The motive for all this anti-democracy mischief is obvious: Polls indicate that in Missouri, as in most of America, voters would endorse reasonable abortion rights if given the chance at an up-or-down vote — as voters in a half-dozen states, including deep-red Kansas and Kentucky, have demonstrated since Roe was overturned last year.
So anti-choice forces are pulling out all the stops to make sure the voters don’t get to be heard. Of course, that sounds bad even to most of those who oppose abortion rights. Which explains why Hawley and Schmitt last week both appeared to distance themselves from the most extreme efforts of their party on this issue.
“I think voters ought to be able to weigh in and in every state and jurisdiction they want to,” Hawley said at the state fair in Sedalia.
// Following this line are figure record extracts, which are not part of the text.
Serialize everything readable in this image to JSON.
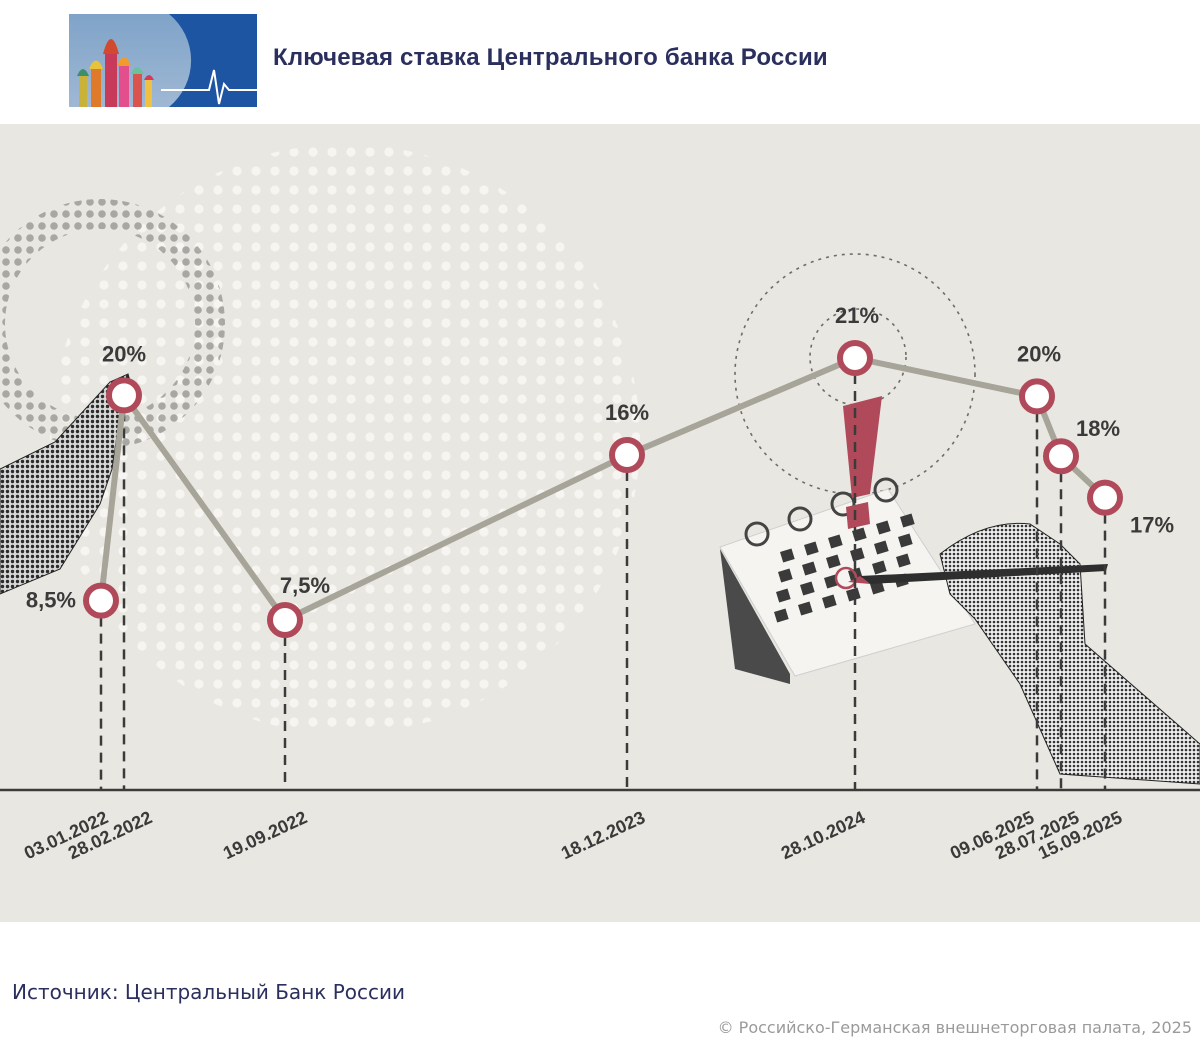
{
  "header": {
    "title": "Ключевая ставка Центрального банка России",
    "logo_icon": "kremlin-cathedral-heartbeat-logo"
  },
  "chart_data": {
    "type": "line",
    "title": "Ключевая ставка Центрального банка России",
    "xlabel": "",
    "ylabel": "",
    "points": [
      {
        "date": "03.01.2022",
        "value": 8.5,
        "label": "8,5%"
      },
      {
        "date": "28.02.2022",
        "value": 20,
        "label": "20%"
      },
      {
        "date": "19.09.2022",
        "value": 7.5,
        "label": "7,5%"
      },
      {
        "date": "18.12.2023",
        "value": 16,
        "label": "16%"
      },
      {
        "date": "28.10.2024",
        "value": 21,
        "label": "21%"
      },
      {
        "date": "09.06.2025",
        "value": 20,
        "label": "20%"
      },
      {
        "date": "28.07.2025",
        "value": 18,
        "label": "18%"
      },
      {
        "date": "15.09.2025",
        "value": 17,
        "label": "17%"
      }
    ],
    "grid": false,
    "colors": {
      "line": "#a7a599",
      "marker_ring": "#b04a5a",
      "marker_fill": "#ffffff",
      "background": "#e9e7e1",
      "axis": "#3b3b3b",
      "label": "#3a3a3a",
      "accent": "#b04a5a"
    }
  },
  "illustrations": [
    "pointing-hand-icon",
    "calendar-icon",
    "exclamation-icon",
    "writing-hand-icon"
  ],
  "footer": {
    "source": "Источник: Центральный Банк России",
    "copyright": "© Российско-Германская внешнеторговая палата, 2025"
  }
}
Schmitt said it is “inevitable that the question will be presented to Missouri voters at some point.” Both specified that they favor exceptions to the state abortion ban for the victims of rape and incest.
Missouri’s law, as strict as any in the nation, bans the procedure from the moment of conception, with no exceptions but for vaguely defined medical emergencies. Doctors who violate the ban can face 15 years in prison.
Neither of the senators is known for moderation on culture-war issues, but both have practical reasons for backing away from the extremists on this one.
Hawley is up for reelection next year and could well find himself on a ballot that also asks Missourians to weigh in on abortion rights.
And Schmitt is as closely associated with Missouri’s extreme ban as anyone — a fact that seems to suddenly have him nervous.
After Roe’s reversal last year, Schmitt, in his official capacity then as the state’s attorney general, made a point of formally launching Missouri’s previously passed ban immediately and then crowing about it.
“With the Dobbs decision just handed down and a stroke of my pen — Missouri became the first state to effectively end abortion and has become the most Pro Life state in America,” he tweeted then.